Ovarian cancer remains the most lethal gynecological malignancy, largely due to its early dissemination and extensive peritoneal metastasis. The tumor microenvironment (TME), particularly tumor-associated macrophages, promotes this invasive phenotype; however, the precise molecular effectors linking immune-to-tumor signaling remain unclear. We identified FRY, a microtubule-binding protein previously uncharacterized in ovarian pathology, as a critical mediator of macrophage-driven invasion. We observed that conditioned medium from ovarian cancer-stimulated macrophages (OCM) robustly induced FRY expression in ovarian cancer cells. Clinically, elevated FRY levels correlate with advanced tumor stage and poor patient survival.

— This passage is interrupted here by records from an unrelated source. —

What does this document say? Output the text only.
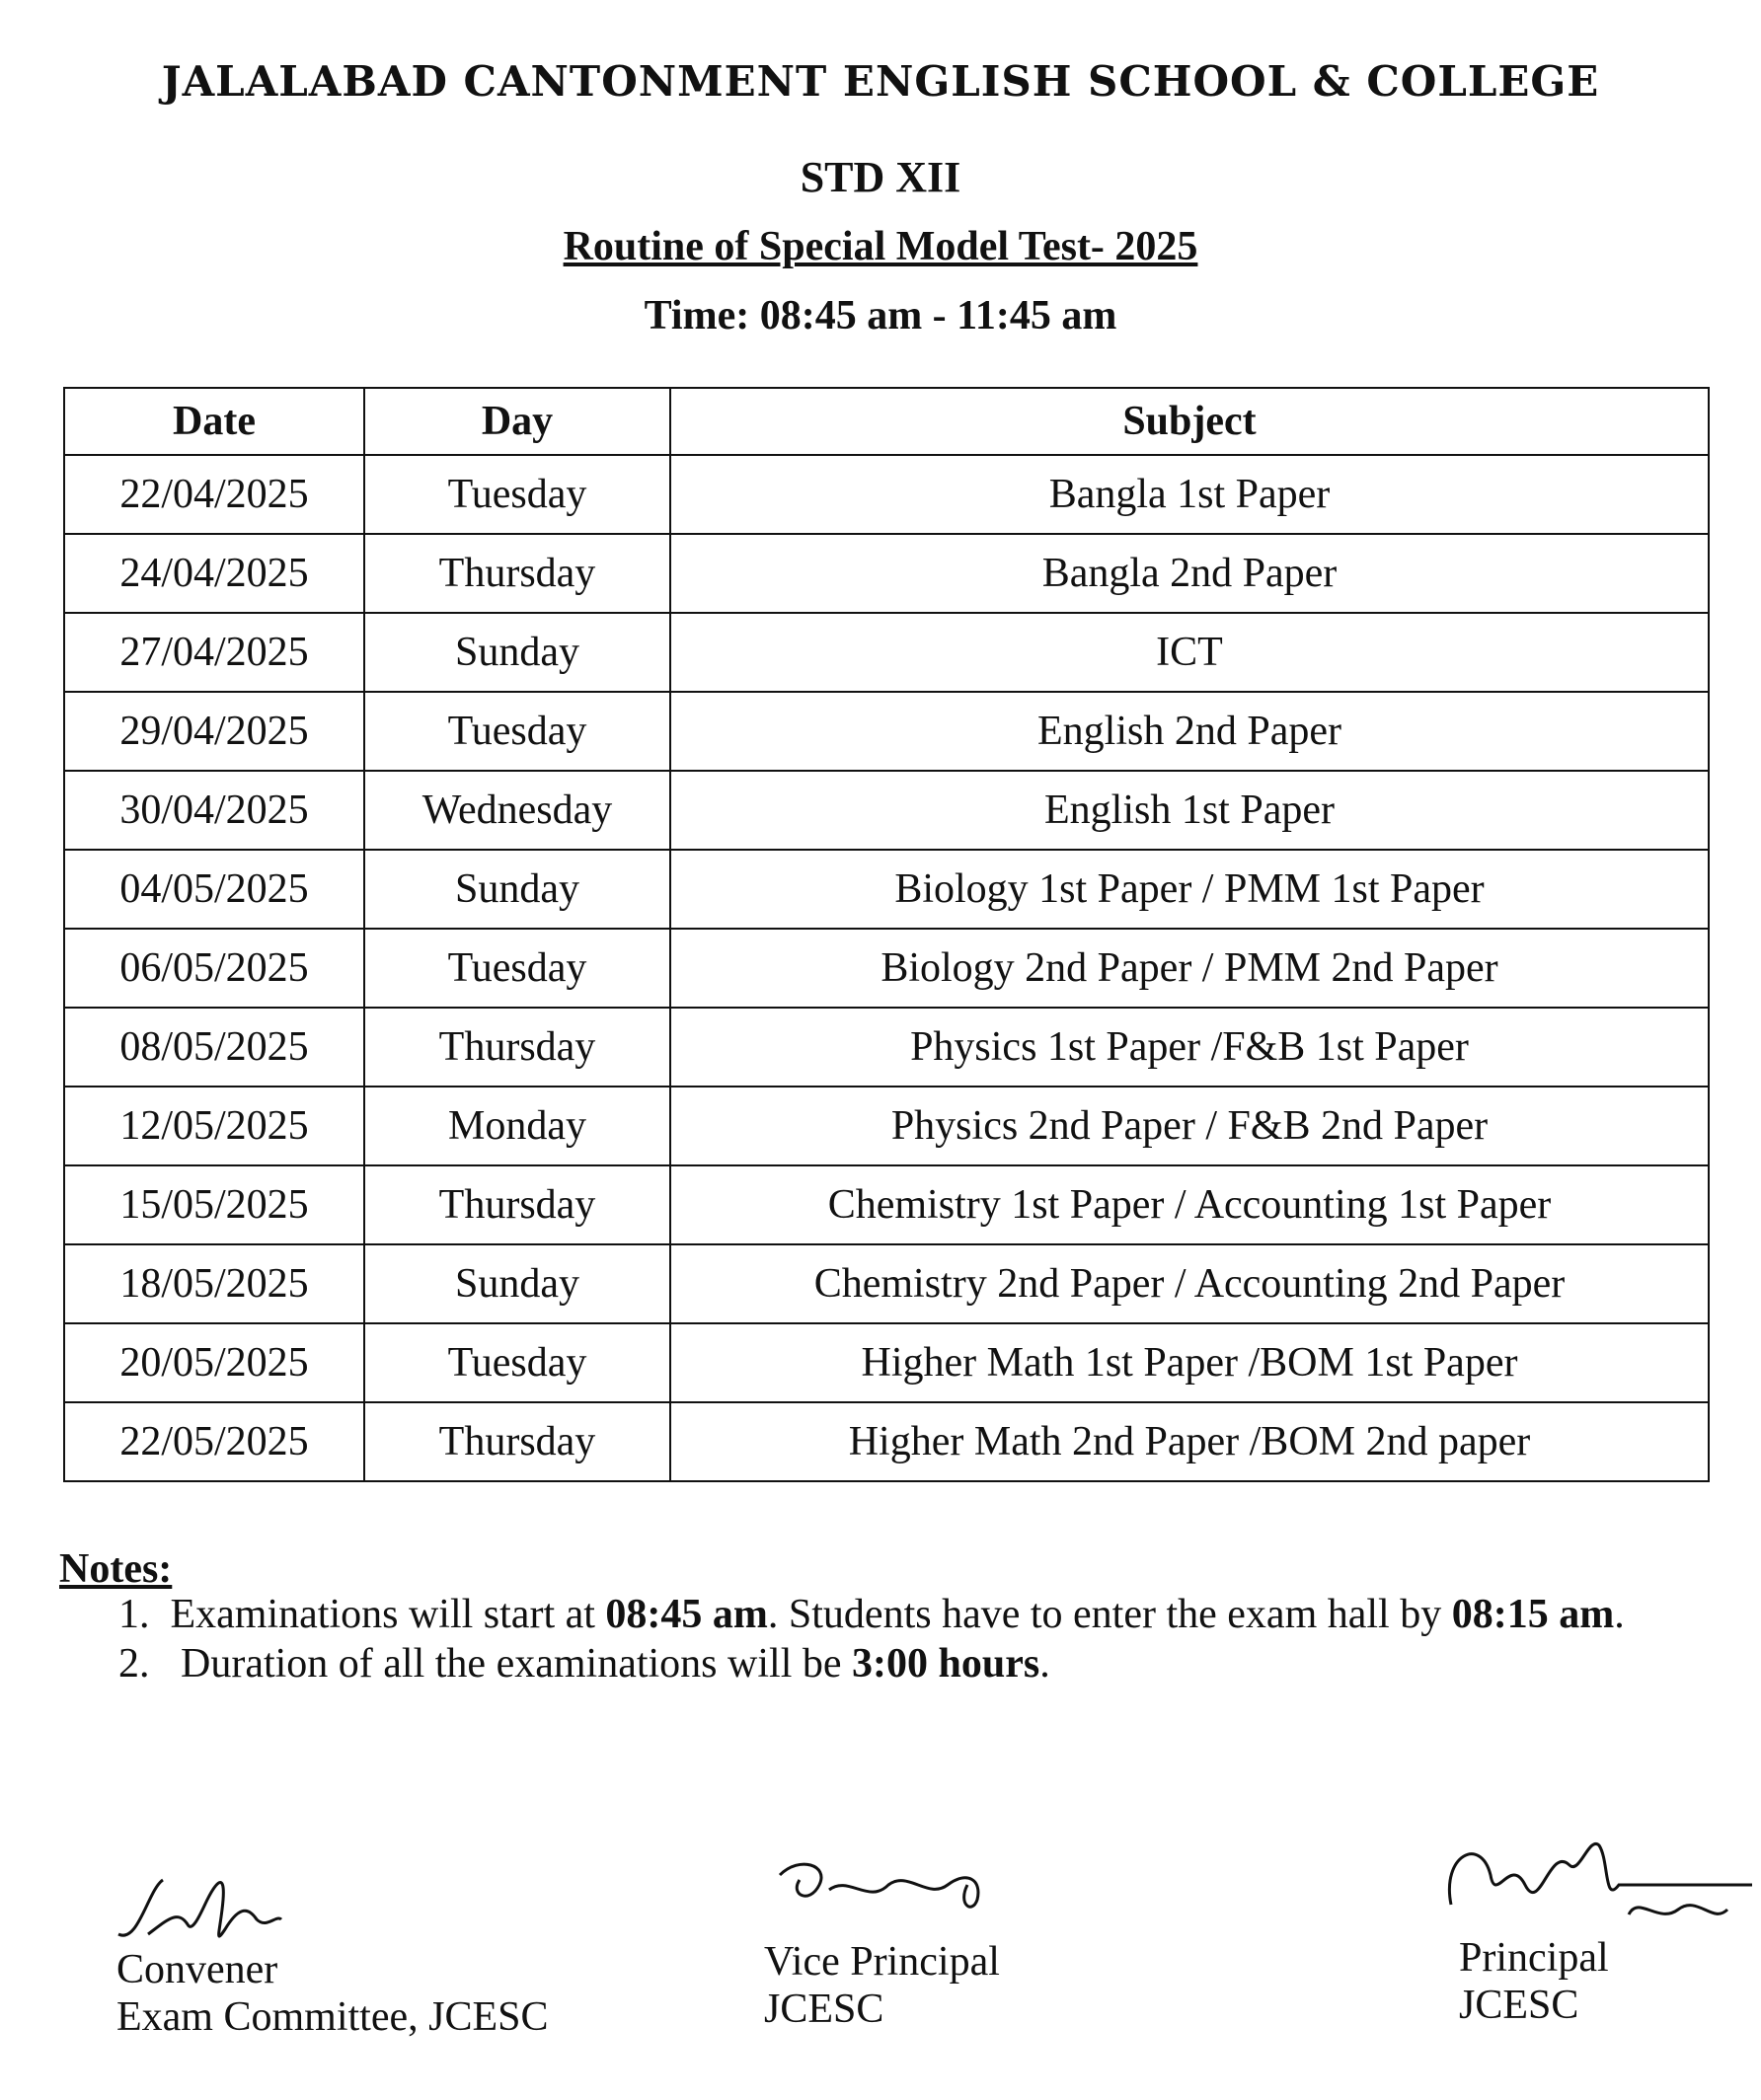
JALALABAD CANTONMENT ENGLISH SCHOOL & COLLEGE
STD XII
Routine of Special Model Test- 2025
Time: 08:45 am - 11:45 am
Date	Day	Subject
22/04/2025	Tuesday	Bangla 1st Paper
24/04/2025	Thursday	Bangla 2nd Paper
27/04/2025	Sunday	ICT
29/04/2025	Tuesday	English 2nd Paper
30/04/2025	Wednesday	English 1st Paper
04/05/2025	Sunday	Biology 1st Paper / PMM 1st Paper
06/05/2025	Tuesday	Biology 2nd Paper / PMM 2nd Paper
08/05/2025	Thursday	Physics 1st Paper /F&B 1st Paper
12/05/2025	Monday	Physics 2nd Paper / F&B 2nd Paper
15/05/2025	Thursday	Chemistry 1st Paper / Accounting 1st Paper
18/05/2025	Sunday	Chemistry 2nd Paper / Accounting 2nd Paper
20/05/2025	Tuesday	Higher Math 1st Paper /BOM 1st Paper
22/05/2025	Thursday	Higher Math 2nd Paper /BOM 2nd paper
Notes:
1. Examinations will start at 08:45 am. Students have to enter the exam hall by 08:15 am.
2. Duration of all the examinations will be 3:00 hours.
Convener
Exam Committee, JCESC
Vice Principal
JCESC
Principal
JCESC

Functionally, FRY knockdown significantly abrogated OCM-induced invasion without affecting cell viability, highlighting its specific role in motility. Mechanistically, FRY facilitates epithelial–mesenchymal transition (EMT) and acts as an essential downstream effector of the PI3K/AKT signaling cascade; notably, FRY was required for AKT1-driven invasive behaviors. Furthermore, we identified the transcription factor NFIX as a key regulator of FRY expression. Macrophage-derived signals upregulate NFIX, which directly regulates FRY transcription. Pharmacological inhibition of the CXCR1/2 axis with reparixin effectively blocked OCM-mediated induction of both NFIX and FRY, suggesting that chemokine signaling initiates this pro-invasive loop. Collectively, these findings suggest that FRY is a macrophage-driven mediator of invasion and underscore its potential relevance in ovarian cancer.